Tuesday, June 24, 2008

BACON : STUDY FOR BULLFIGHT No1



Francis Bacon (1909-1992) was an Irish-born British figurative painter. He was a collateral descendant of the Elizabethan philosopher Francis Bacon. His artwork is known for its bold, austere, and often grotesque or nightmarish imagery. He was a self-taught painter who destroyed a large part of his output, so much so that virtually nothing of his early work has survived. The picture at the right represents his last painting, possibly the beginnings of a portrait of his lover George Dyer who committed suicide, on the easel, photographed by Perry Ogden in 1992, some time before the death of the artist.

Bacon considered his paintings to be the reflection of his nervous system projected on to canvas, and his opinion, expressed in 1953, that painting is pure intuition and luck, was the presage of the action painting and Abstract Expressionism that was soon to dominate the scene, although he rejected abstract art for himself, since he felt that it evaded the problem of the representation of the human figure which he regarded as the artist's principal challenge. He has been acclaimed as the greatest English artist since Turner.

This picture by him, Second Version of Study for Bullfight No1 (1969) was sold in November 2007 for $ 46 million. The sum was so high that some experts questioned the price and anticipated a crash of the art market.
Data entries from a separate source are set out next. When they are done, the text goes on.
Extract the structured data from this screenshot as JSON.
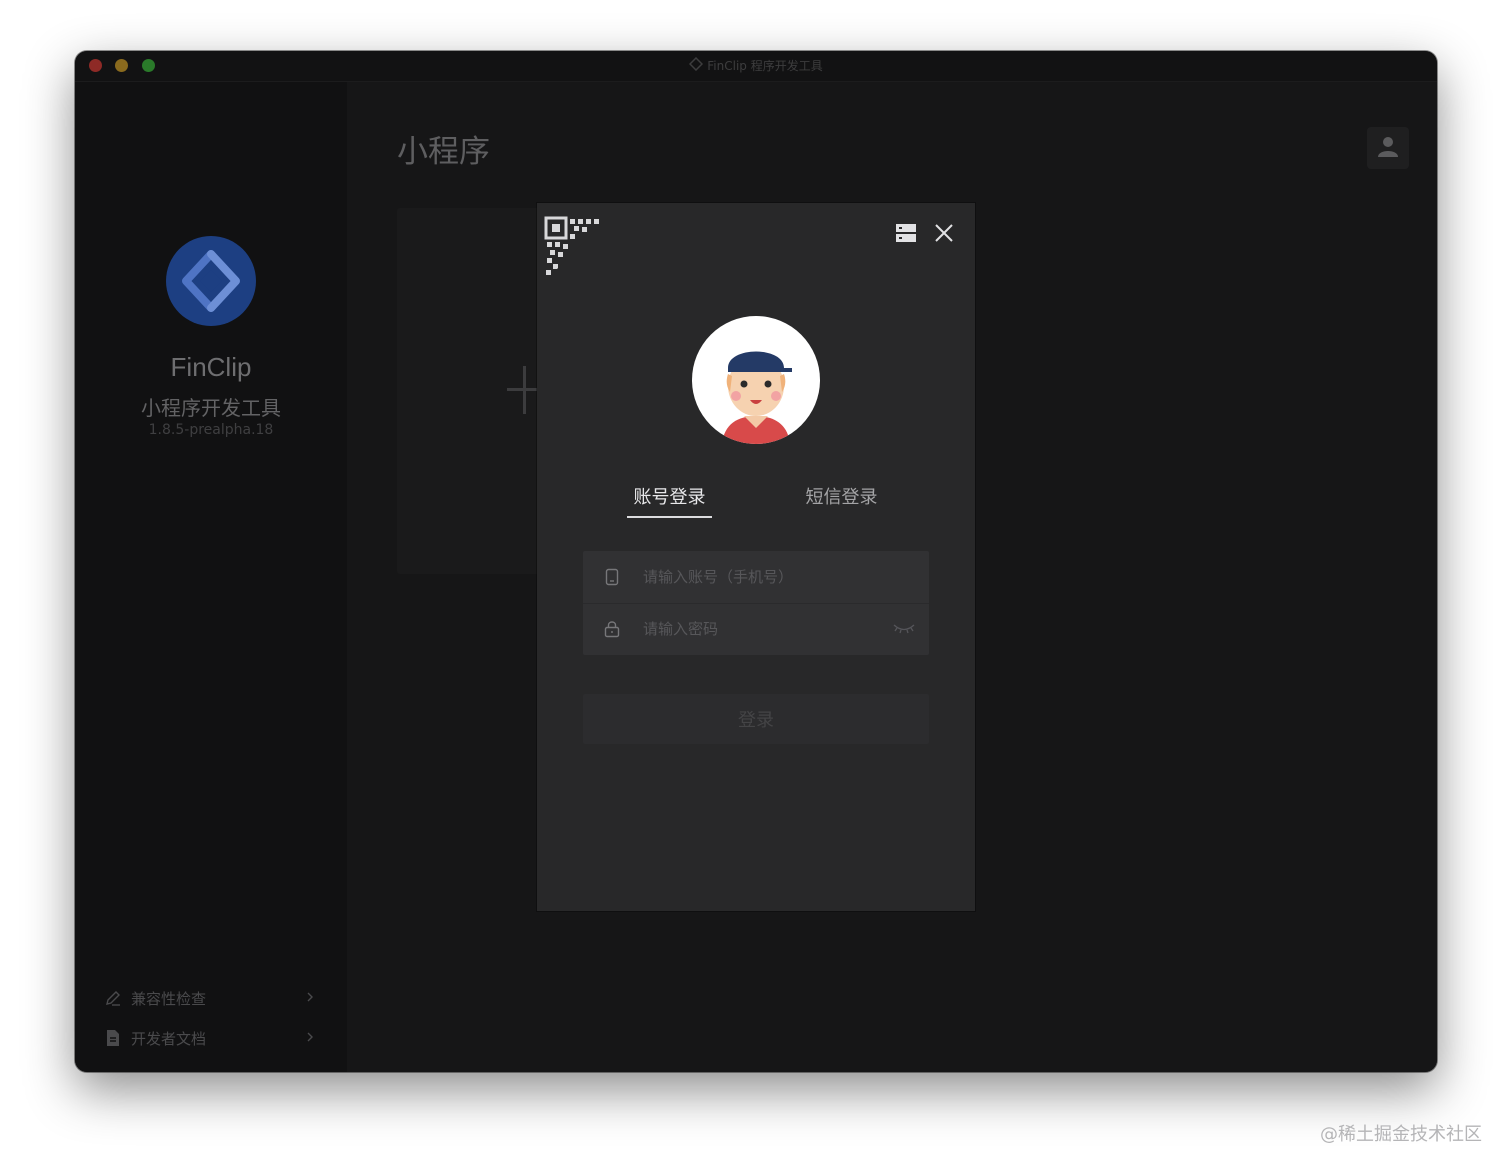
{
  "window": {
    "title": "FinClip 程序开发工具"
  },
  "sidebar": {
    "app_name": "FinClip",
    "app_subtitle": "小程序开发工具",
    "version": "1.8.5-prealpha.18",
    "links": [
      {
        "label": "兼容性检查",
        "icon": "pen-icon"
      },
      {
        "label": "开发者文档",
        "icon": "document-icon"
      }
    ]
  },
  "main": {
    "title": "小程序"
  },
  "login_modal": {
    "tabs": [
      {
        "label": "账号登录",
        "active": true
      },
      {
        "label": "短信登录",
        "active": false
      }
    ],
    "account_placeholder": "请输入账号（手机号）",
    "password_placeholder": "请输入密码",
    "login_label": "登录"
  },
  "watermark": "@稀土掘金技术社区",
  "colors": {
    "brand_blue": "#1d3f82",
    "window_bg": "#1b1b1c",
    "modal_bg": "#282829"
  }
}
Almost a year later, in the background of soaring energy and food prices, art market prices are still on the go. Some experts justly point out that the art market is not anymore a rarefied area animated by a small minority of very rich people but a culture industry. The preeminence of New York, London and Paris are a thing of the past in as much as China, Russia, India and the Middle East therefore contribute with huge appetite to the well being of the global Art market.

Others underline the forgotten fact that most galleries are starving, that public attention is attracted by the huge prices fetched at Sotheyby's and Christie's thanks to phenomally rich (and crazy) collectors but that, apart from the classical moderns and some Expressionists, the whole middlefield is "as difficult as always."